25. When is it time to give up? #LifeWideLearning16@bhwilkoff
— Zac Chase (@MrChase) January 25, 2016
As much as I try and avoid it, I yell at my kids.
Conversations about getting shoes on, brushing hair, or turning off the computer all start out very civil. I will make the logical case for doing those things and I will receive a litany of reasons and delay tactics for not doing them. I will remain calm, I tell myself, even in the face of such insurmountable sassiness or defiance. I will use my kindness and my words, just as I implore the children to do when they are angry. Even still, just five minutes later, I feel myself boiling over and raising my voice. I need this done NOW, and it becomes a struggle about the father/child relationship rather than just getting out the door. I, as the father, will win this argument. I will make them do the thing. I will be stronger and more stubborn. And, it is awful. As it turns out, no one wins because I am fighting with those I love most about things that don’t matter.

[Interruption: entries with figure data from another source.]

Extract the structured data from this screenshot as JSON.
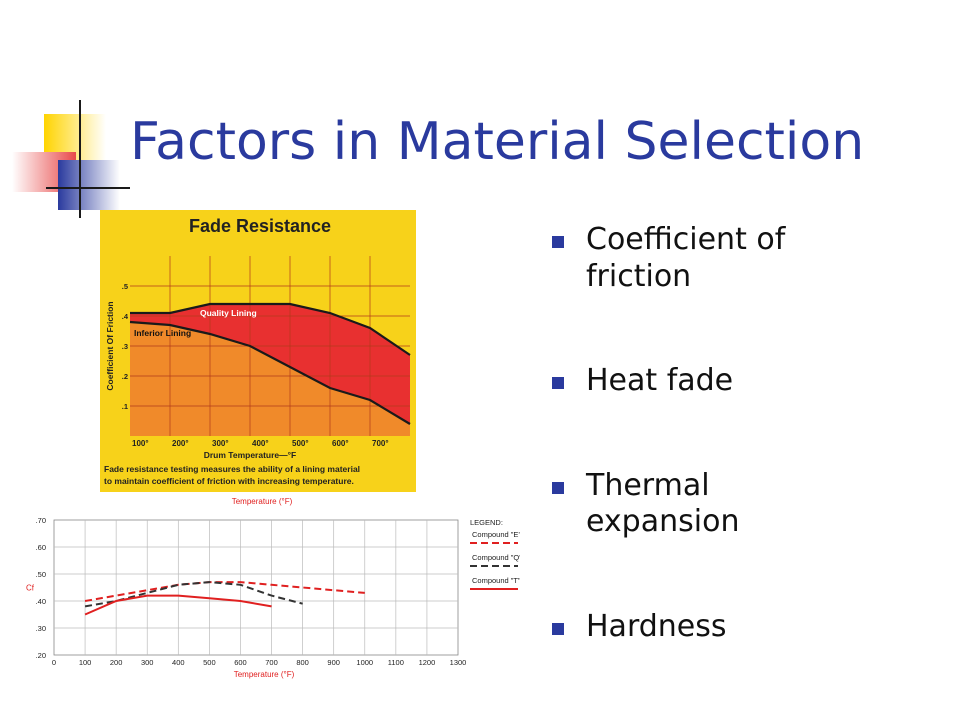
{
  "slide": {
    "title": "Factors in Material Selection",
    "bullets": [
      "Coefficient of friction",
      "Heat fade",
      "Thermal expansion",
      "Hardness"
    ]
  },
  "colors": {
    "title": "#2a3a9e",
    "bullet": "#2a3a9e",
    "deco_yellow": "#ffd400",
    "deco_blue": "#2a3a9e",
    "deco_red": "#e84a4a",
    "fade_bg": "#f7d21a",
    "fade_plot": "#f08a2a",
    "fade_band": "#e83030"
  },
  "chart_data": [
    {
      "type": "area",
      "title": "Fade Resistance",
      "xlabel": "Drum Temperature—°F",
      "ylabel": "Coefficient Of Friction",
      "caption": "Fade resistance testing measures the ability of a lining material to maintain coefficient of friction with increasing temperature.",
      "xlim": [
        100,
        800
      ],
      "ylim": [
        0,
        0.6
      ],
      "x_ticks": [
        "100°",
        "200°",
        "300°",
        "400°",
        "500°",
        "600°",
        "700°"
      ],
      "y_ticks": [
        ".1",
        ".2",
        ".3",
        ".4",
        ".5"
      ],
      "x": [
        100,
        200,
        300,
        400,
        500,
        600,
        700,
        800
      ],
      "series": [
        {
          "name": "Quality Lining",
          "values": [
            0.41,
            0.41,
            0.44,
            0.44,
            0.44,
            0.41,
            0.36,
            0.27
          ]
        },
        {
          "name": "Inferior Lining",
          "values": [
            0.38,
            0.37,
            0.34,
            0.3,
            0.23,
            0.16,
            0.12,
            0.04
          ]
        }
      ],
      "grid": true
    },
    {
      "type": "line",
      "title": "Temperature (°F)",
      "xlabel": "Temperature (°F)",
      "ylabel": "Cf",
      "legend_title": "LEGEND:",
      "legend_position": "right",
      "xlim": [
        0,
        1300
      ],
      "ylim": [
        0.2,
        0.7
      ],
      "x_ticks": [
        "0",
        "100",
        "200",
        "300",
        "400",
        "500",
        "600",
        "700",
        "800",
        "900",
        "1000",
        "1100",
        "1200",
        "1300"
      ],
      "y_ticks": [
        ".20",
        ".30",
        ".40",
        ".50",
        ".60",
        ".70"
      ],
      "series": [
        {
          "name": "Compound \"E\"",
          "color": "#e02020",
          "dash": "dashed",
          "x": [
            100,
            200,
            300,
            400,
            500,
            600,
            700,
            800,
            900,
            1000
          ],
          "values": [
            0.4,
            0.42,
            0.44,
            0.46,
            0.47,
            0.47,
            0.46,
            0.45,
            0.44,
            0.43
          ]
        },
        {
          "name": "Compound \"Q\"",
          "color": "#333333",
          "dash": "dashed",
          "x": [
            100,
            200,
            300,
            400,
            500,
            600,
            700,
            800
          ],
          "values": [
            0.38,
            0.4,
            0.43,
            0.46,
            0.47,
            0.46,
            0.42,
            0.39
          ]
        },
        {
          "name": "Compound \"T\"",
          "color": "#e02020",
          "dash": "solid",
          "x": [
            100,
            200,
            300,
            400,
            500,
            600,
            700
          ],
          "values": [
            0.35,
            0.4,
            0.42,
            0.42,
            0.41,
            0.4,
            0.38
          ]
        }
      ],
      "grid": true
    }
  ]
}
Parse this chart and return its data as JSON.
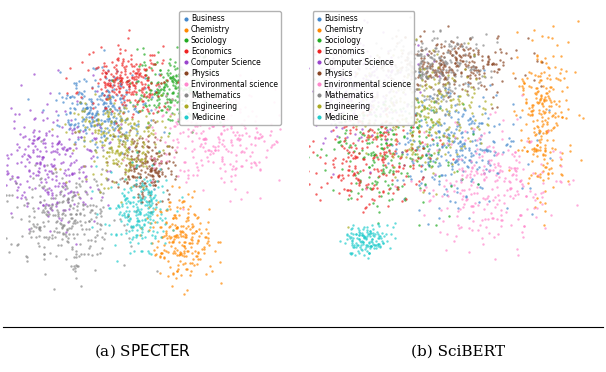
{
  "categories": [
    "Business",
    "Chemistry",
    "Sociology",
    "Economics",
    "Computer Science",
    "Physics",
    "Environmental science",
    "Mathematics",
    "Engineering",
    "Medicine"
  ],
  "colors": [
    "#4488cc",
    "#ff8800",
    "#22aa22",
    "#ee2222",
    "#9944cc",
    "#884422",
    "#ff88cc",
    "#888888",
    "#aaaa22",
    "#22cccc"
  ],
  "figsize": [
    6.06,
    3.72
  ],
  "dpi": 100,
  "legend_fontsize": 5.5,
  "caption_fontsize": 11,
  "marker_size": 3,
  "alpha": 0.7
}
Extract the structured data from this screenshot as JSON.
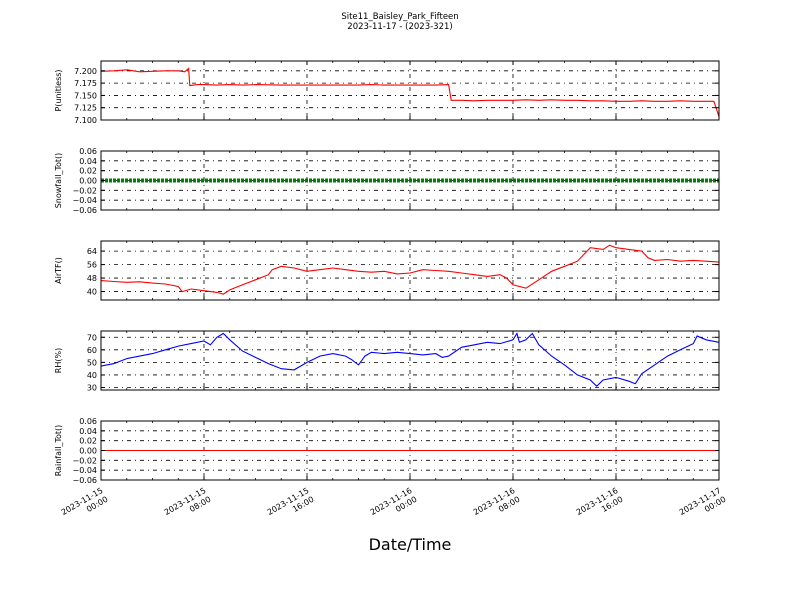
{
  "title": "Site11_Baisley_Park_Fifteen",
  "subtitle": "2023-11-17 - (2023-321)",
  "xlabel": "Date/Time",
  "chart_data": {
    "type": "line",
    "x_ticks": [
      {
        "line1": "2023-11-15",
        "line2": "00:00",
        "hour": 0
      },
      {
        "line1": "2023-11-15",
        "line2": "08:00",
        "hour": 8
      },
      {
        "line1": "2023-11-15",
        "line2": "16:00",
        "hour": 16
      },
      {
        "line1": "2023-11-16",
        "line2": "00:00",
        "hour": 24
      },
      {
        "line1": "2023-11-16",
        "line2": "08:00",
        "hour": 32
      },
      {
        "line1": "2023-11-16",
        "line2": "16:00",
        "hour": 40
      },
      {
        "line1": "2023-11-17",
        "line2": "00:00",
        "hour": 48
      }
    ],
    "xlim_hours": [
      0,
      48
    ],
    "grid": true,
    "panels": [
      {
        "ylabel": "P(unitless)",
        "color": "#ff0000",
        "ylim": [
          7.1,
          7.22
        ],
        "yticks": [
          7.1,
          7.125,
          7.15,
          7.175,
          7.2
        ],
        "ytick_labels": [
          "7.100",
          "7.125",
          "7.150",
          "7.175",
          "7.200"
        ],
        "series": [
          [
            0,
            7.199
          ],
          [
            1,
            7.2
          ],
          [
            2,
            7.202
          ],
          [
            2.5,
            7.2
          ],
          [
            3,
            7.198
          ],
          [
            4,
            7.199
          ],
          [
            5,
            7.2
          ],
          [
            6,
            7.2
          ],
          [
            6.5,
            7.198
          ],
          [
            6.8,
            7.205
          ],
          [
            6.9,
            7.17
          ],
          [
            7.5,
            7.172
          ],
          [
            8,
            7.172
          ],
          [
            9,
            7.171
          ],
          [
            10,
            7.172
          ],
          [
            11,
            7.171
          ],
          [
            12,
            7.172
          ],
          [
            14,
            7.171
          ],
          [
            16,
            7.171
          ],
          [
            18,
            7.171
          ],
          [
            20,
            7.171
          ],
          [
            21,
            7.172
          ],
          [
            22,
            7.171
          ],
          [
            24,
            7.171
          ],
          [
            25,
            7.171
          ],
          [
            26,
            7.171
          ],
          [
            27,
            7.172
          ],
          [
            27.2,
            7.14
          ],
          [
            28,
            7.14
          ],
          [
            29,
            7.139
          ],
          [
            30,
            7.14
          ],
          [
            31,
            7.14
          ],
          [
            32,
            7.14
          ],
          [
            33,
            7.141
          ],
          [
            34,
            7.14
          ],
          [
            35,
            7.141
          ],
          [
            36,
            7.14
          ],
          [
            37,
            7.14
          ],
          [
            38,
            7.139
          ],
          [
            39,
            7.139
          ],
          [
            40,
            7.138
          ],
          [
            41,
            7.138
          ],
          [
            42,
            7.139
          ],
          [
            43,
            7.138
          ],
          [
            44,
            7.138
          ],
          [
            45,
            7.139
          ],
          [
            46,
            7.138
          ],
          [
            47,
            7.138
          ],
          [
            47.6,
            7.138
          ],
          [
            48,
            7.107
          ]
        ]
      },
      {
        "ylabel": "Snowfall_Tot()",
        "color": "#008000",
        "ylim": [
          -0.06,
          0.06
        ],
        "yticks": [
          -0.06,
          -0.04,
          -0.02,
          0.0,
          0.02,
          0.04,
          0.06
        ],
        "ytick_labels": [
          "−0.06",
          "−0.04",
          "−0.02",
          "0.00",
          "0.02",
          "0.04",
          "0.06"
        ],
        "series": [
          [
            0,
            0
          ],
          [
            48,
            0
          ]
        ]
      },
      {
        "ylabel": "AirTF()",
        "color": "#ff0000",
        "ylim": [
          35,
          70
        ],
        "yticks": [
          40,
          48,
          56,
          64
        ],
        "ytick_labels": [
          "40",
          "48",
          "56",
          "64"
        ],
        "series": [
          [
            0,
            46.5
          ],
          [
            1,
            46
          ],
          [
            2,
            45.5
          ],
          [
            3,
            45.8
          ],
          [
            4,
            45
          ],
          [
            5,
            44.5
          ],
          [
            6,
            43
          ],
          [
            6.3,
            40
          ],
          [
            7,
            41.5
          ],
          [
            8,
            40.5
          ],
          [
            9,
            39.5
          ],
          [
            9.5,
            38.5
          ],
          [
            10,
            41
          ],
          [
            11,
            44
          ],
          [
            12,
            47
          ],
          [
            13,
            50
          ],
          [
            13.3,
            53
          ],
          [
            14,
            55
          ],
          [
            15,
            54
          ],
          [
            16,
            52
          ],
          [
            17,
            53
          ],
          [
            18,
            54
          ],
          [
            19,
            53
          ],
          [
            20,
            52
          ],
          [
            21,
            51.5
          ],
          [
            22,
            52
          ],
          [
            23,
            50.5
          ],
          [
            24,
            51
          ],
          [
            25,
            53
          ],
          [
            26,
            52.5
          ],
          [
            27,
            52
          ],
          [
            28,
            51
          ],
          [
            29,
            50
          ],
          [
            30,
            49
          ],
          [
            31,
            50
          ],
          [
            31.5,
            48
          ],
          [
            32,
            44
          ],
          [
            33,
            42
          ],
          [
            34,
            47
          ],
          [
            35,
            52
          ],
          [
            36,
            55
          ],
          [
            37,
            58
          ],
          [
            37.5,
            62
          ],
          [
            38,
            66
          ],
          [
            39,
            65
          ],
          [
            39.5,
            67.5
          ],
          [
            40,
            66
          ],
          [
            41,
            65
          ],
          [
            42,
            64
          ],
          [
            42.5,
            60
          ],
          [
            43,
            58.5
          ],
          [
            44,
            59
          ],
          [
            45,
            58
          ],
          [
            46,
            58.5
          ],
          [
            47,
            58
          ],
          [
            48,
            57.5
          ]
        ]
      },
      {
        "ylabel": "RH(%)",
        "color": "#0000ff",
        "ylim": [
          28,
          75
        ],
        "yticks": [
          30,
          40,
          50,
          60,
          70
        ],
        "ytick_labels": [
          "30",
          "40",
          "50",
          "60",
          "70"
        ],
        "series": [
          [
            0,
            47
          ],
          [
            1,
            49
          ],
          [
            2,
            53
          ],
          [
            3,
            55
          ],
          [
            4,
            57
          ],
          [
            5,
            60
          ],
          [
            6,
            63
          ],
          [
            7,
            65
          ],
          [
            8,
            67
          ],
          [
            8.5,
            64
          ],
          [
            9,
            70
          ],
          [
            9.5,
            73
          ],
          [
            10,
            68
          ],
          [
            11,
            59
          ],
          [
            12,
            54
          ],
          [
            13,
            49
          ],
          [
            14,
            45
          ],
          [
            15,
            44
          ],
          [
            16,
            50
          ],
          [
            17,
            55
          ],
          [
            18,
            57
          ],
          [
            19,
            55
          ],
          [
            19.5,
            52
          ],
          [
            20,
            48
          ],
          [
            20.5,
            55
          ],
          [
            21,
            58
          ],
          [
            22,
            57
          ],
          [
            23,
            58
          ],
          [
            24,
            57
          ],
          [
            25,
            56
          ],
          [
            26,
            57
          ],
          [
            26.5,
            54
          ],
          [
            27,
            55
          ],
          [
            28,
            62
          ],
          [
            29,
            64
          ],
          [
            30,
            66
          ],
          [
            31,
            65
          ],
          [
            32,
            68
          ],
          [
            32.3,
            73
          ],
          [
            32.5,
            66
          ],
          [
            33,
            68
          ],
          [
            33.5,
            73
          ],
          [
            34,
            64
          ],
          [
            35,
            55
          ],
          [
            36,
            48
          ],
          [
            37,
            40
          ],
          [
            38,
            36
          ],
          [
            38.5,
            31
          ],
          [
            39,
            36
          ],
          [
            40,
            38
          ],
          [
            41,
            35
          ],
          [
            41.5,
            33
          ],
          [
            42,
            41
          ],
          [
            43,
            48
          ],
          [
            44,
            55
          ],
          [
            45,
            60
          ],
          [
            46,
            65
          ],
          [
            46.3,
            71
          ],
          [
            47,
            68
          ],
          [
            48,
            66
          ]
        ]
      },
      {
        "ylabel": "Rainfall_Tot()",
        "color": "#ff0000",
        "ylim": [
          -0.06,
          0.06
        ],
        "yticks": [
          -0.06,
          -0.04,
          -0.02,
          0.0,
          0.02,
          0.04,
          0.06
        ],
        "ytick_labels": [
          "−0.06",
          "−0.04",
          "−0.02",
          "0.00",
          "0.02",
          "0.04",
          "0.06"
        ],
        "series": [
          [
            0,
            0
          ],
          [
            48,
            0
          ]
        ]
      }
    ]
  }
}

And that is when it is time to give up.
When the stakes are so high that continuing to push for the thing that you want means hurting the relationship. When preserving the power dynamic is all that matters and the individual task or responsibility is lost. When mean words and crying become the currency of the situation and logic is no longer in play. You must walk away and give up on “winning.”

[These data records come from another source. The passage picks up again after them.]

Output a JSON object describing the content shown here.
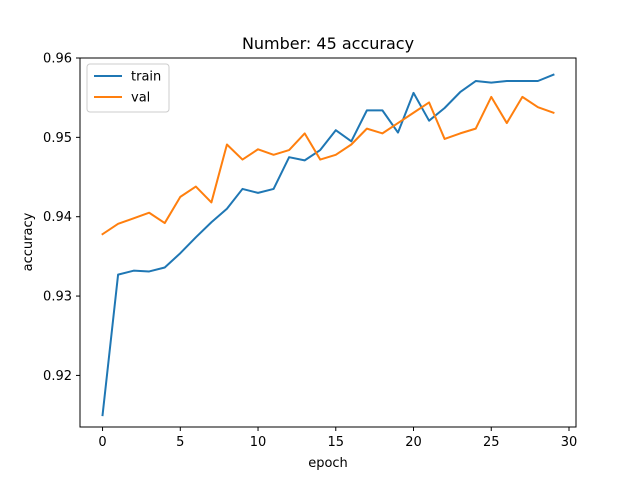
{
  "chart_data": {
    "type": "line",
    "title": "Number: 45 accuracy",
    "xlabel": "epoch",
    "ylabel": "accuracy",
    "xlim": [
      -1.45,
      30.45
    ],
    "ylim": [
      0.9135,
      0.96
    ],
    "x_ticks": [
      0,
      5,
      10,
      15,
      20,
      25,
      30
    ],
    "y_ticks": [
      0.92,
      0.93,
      0.94,
      0.95,
      0.96
    ],
    "y_tick_labels": [
      "0.92",
      "0.93",
      "0.94",
      "0.95",
      "0.96"
    ],
    "grid": false,
    "legend_position": "upper-left",
    "x": [
      0,
      1,
      2,
      3,
      4,
      5,
      6,
      7,
      8,
      9,
      10,
      11,
      12,
      13,
      14,
      15,
      16,
      17,
      18,
      19,
      20,
      21,
      22,
      23,
      24,
      25,
      26,
      27,
      28,
      29
    ],
    "series": [
      {
        "name": "train",
        "color": "#1f77b4",
        "values": [
          0.915,
          0.9327,
          0.9332,
          0.9331,
          0.9336,
          0.9354,
          0.9374,
          0.9393,
          0.941,
          0.9435,
          0.943,
          0.9435,
          0.9475,
          0.9471,
          0.9484,
          0.9509,
          0.9495,
          0.9534,
          0.9534,
          0.9506,
          0.9556,
          0.9521,
          0.9537,
          0.9557,
          0.9571,
          0.9569,
          0.9571,
          0.9571,
          0.9571,
          0.9579
        ]
      },
      {
        "name": "val",
        "color": "#ff7f0e",
        "values": [
          0.9378,
          0.9391,
          0.9398,
          0.9405,
          0.9392,
          0.9425,
          0.9438,
          0.9418,
          0.9491,
          0.9472,
          0.9485,
          0.9478,
          0.9484,
          0.9505,
          0.9472,
          0.9478,
          0.9491,
          0.9511,
          0.9505,
          0.9518,
          0.9531,
          0.9544,
          0.9498,
          0.9505,
          0.9511,
          0.9551,
          0.9518,
          0.9551,
          0.9538,
          0.9531
        ]
      }
    ]
  }
}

It does not make you weak and it does not set the wrong precedent. Giving up when you are making things worse means that you can remain your whole self. You are still capable of empathy, and you can still learn from your choices. When you “go nuclear”, you no longer see a person on the other side. You see only the argument.
Enemies do not exist within my family. They do not exist within my working life either. Even for as much as I would like to construct easily understood sides of each issue that I am fighting for, I can only put caricatures across from me if I want to maintain a true dichotomy. I am never so right and they are never so wrong that I should destroy the relationship with a few acidic emails.
Giving up means not having “the meeting after the meeting” where you tell folks what you really think. Giving up means dismantling the fortress you have built around yourself to ward off any attacks from others. Giving up means looking critically at your own work and admitting that it isn’t perfect. Giving up means creating partnerships with others in the face of difficult problems and not going it alone as a martyr.
When you give up, you aren’t conceding the point or giving in to someone else. When you give up, you are letting go of your own preconceived notions and plans. You are giving room for others.
It is it time to give up when you can stop being selfish.